Feeding list position as parameter to arcpy.SymDiff_analysis function - python

New to python.
I have two feature datasets, Input features (NewDemoFC) and Update Features (ExistingFC) with 5 feature classes each. One set contains demolished features, the other set contains all active features. The objective is to compare the two and wherever the demolished features (from NewDemoFC) overlap with an active feature (from ExistingFC), delete the overlapping active features (from ExistingFC) and output a new feature class.
I want to use the while function and be able to feed a particular position from the list for both input features and update feature parameters. Also would like to maintain the same names and order for output feature class names.
Trying to achieve the results of the below model for a dataset with multiple files as the SymDiff_analysis tool doesn't work on more than one FC as input, unless you add each feature class as a line item, specifying input, output and any intermediate temporary files. This is not practical for a dataset with 100 odd feature classes.
enter image description here
CODE IS AS UNDER
# Import arcpy module
import arcpy
# Set environment to generate new input feature class list and count
arcpy.env.workspace = "T:\eALP_Update.gdb\Point_DemoNew"
NewDemoFC = arcpy.ListFeatureClasses()
NewDemoFCCount = len(NewDemoFC)
# Set environment to generate existing feature class list
arcpy.env.workspace = "T:\eALP_Update.gdb\Point_InputExisting"
ExistingFC = arcpy.ListFeatureClasses()
E_PointFeatures_ActiveOnly = []
i = 0
#arcpy.env.workspace = "T:\eALP_Update.gdb\Point_ActiveExisting"
while i < NewDemoFCCount:
# Process: Symmetrical Difference (2)
arcpy.SymDiff_analysis(NewDemoFC[i], ExistingFC[i], E_PointFeatures_ActiveOnly[i], "ALL", "0.01 Feet")
i = i + 1
ERROR I GET IS AS UNDER
Traceback (most recent call last):
File "C:\Python27\ArcGIS10.5\Lib\site-packages\pythonwin\pywin\framework\intpyapp.py", line 345, in OnFileRun
scriptutils.RunScript(None, None, showDlg)
File "C:\Python27\ArcGIS10.5\Lib\site-packages\pythonwin\pywin\framework\scriptutils.py", line 353, in RunScript
del main.file
AttributeError: file
5
[u'Demo_New_UTILITYPOINT', u'Demo_New_ROADPOINT', u'Demo_New_AIRPORTSIGN', u'Demo_New_AIRPORTCONTROLPOINT', u'Demo_New_AIRFIELDLIGHT']
5
[u'UtilityPoint', u'RoadPoint', u'AirportSign', u'AirportControlPoint', u'AirfieldLight']
Traceback (most recent call last):
File "C:\Python27\ArcGIS10.5\Lib\site-packages\pythonwin\pywin\framework\scriptutils.py", line 326, in RunScript
exec codeObject in main.dict
File "T:\Data\GOAA\eALPUpdates\Point_2-SymmetricalDifferenceOnly.py", line 41, in
arcpy.SymDiff_analysis(NewDemoFC[i], ExistingFC[i], E_PointFeatures_ActiveOnly[i], "ALL", "0.01 Feet")
IndexError: list index out of range
[Dbg]>>>

What you want to do is use a for loop that iterates over each feature class to avoid the odd indexing process you have going on inside your call to arcpy.SymDiff.
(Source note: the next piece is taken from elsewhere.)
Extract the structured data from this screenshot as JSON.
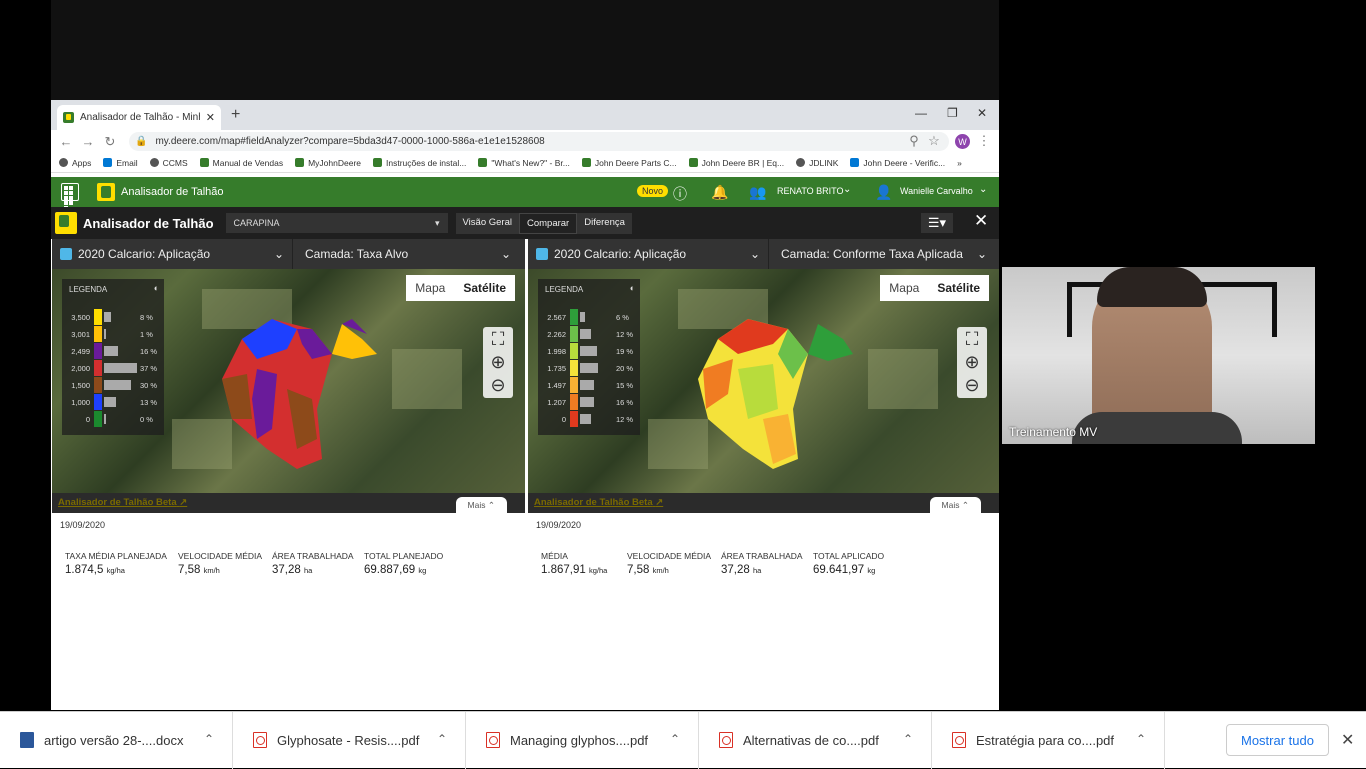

For example, the use of i to index E_PointFeatures_ActiveOnly (an empty list) as an output path won't work. To do this the way you want to, you'll need to dynamically generate file names. Make sure that the output folder is empty when you do this to avoid naming conflicts. The code you have also duplicates everything for each folder, so we can define functions to eliminate that, that way you can re-use it easily. Lastly, you really want to avoid altering global variables like arcpy.env.workspace multiple times - the function below for this is really verbose, but since it's a function, you only have to do it once! I'll assume you have access to arcgis version >= 10.1 The following code is long and untested, but I imagine it should do the trick:
import arcpy
arcpy.env.workspace = "T:\eALP_Update.gdb\Point_ActiveExisting"
def getFCs(folderOne, folderTwo):
"""Get feature classes from two folders"""
from os.path import join
x = []
y = []
folders = [folderOne, folderTwo]
for folder in folders:
for paths, directory, filenames in arcpy.da.Walk(
folder,
topdown=True,
followlinks=False,
datatype='FeatureClass',
type='ALL'):
for file in filenames:
if folder == folder[0]:
x.append(join(directory, file))
else:
y.append(join(directory, file))
return x, y
def batchSymDiff(inFolder, updateFolder, joinAttr, clusterTolerance):
"""Performs SymDiff analysis for every feature in a set of folders"""
inFeatures, updateFeatures = getFCs(inFolder, updateFolder)
for fc1, fc2 in zip(inFeatures, updateFeatures):
output = fc2.replace(".shp", "_sym.shp") # this naming pattern assumes ".shp" ending
arcpy.SymDiff_analysis(fc1, fc2, output, joinAttr, clusterTolerance)
# set variables for batch process
inFolder = "T:\eALP_Update.gdb\Point_DemoNew"
updateFolder = "T:\eALP_Update.gdb\Point_InputExisting"
joinAttr = "ALL"
clusterTolerance = "0.01"
# execute batchSymDiff
batchSymDiff(inFolder, updateFolder, joinAttr, clusterTolerance)
This code is probably more verbose than it has to be, but doing it this way means you can avoid changing global env vars over and over - a risky business since the errors it causes are really difficult to diagnose sometimes - and it makes your code reusable. Also note that it eliminates the need to use a "manual" counter (i). Hope it helps! I suggest testing the code on test data first.

Related

Execute python code and evaluate/test results

Admittedly I am not sure how to ask this, as I know how to handle this in R (code execution in a new environment), but equivalent searches for the python solution are not yielding what I was hoping.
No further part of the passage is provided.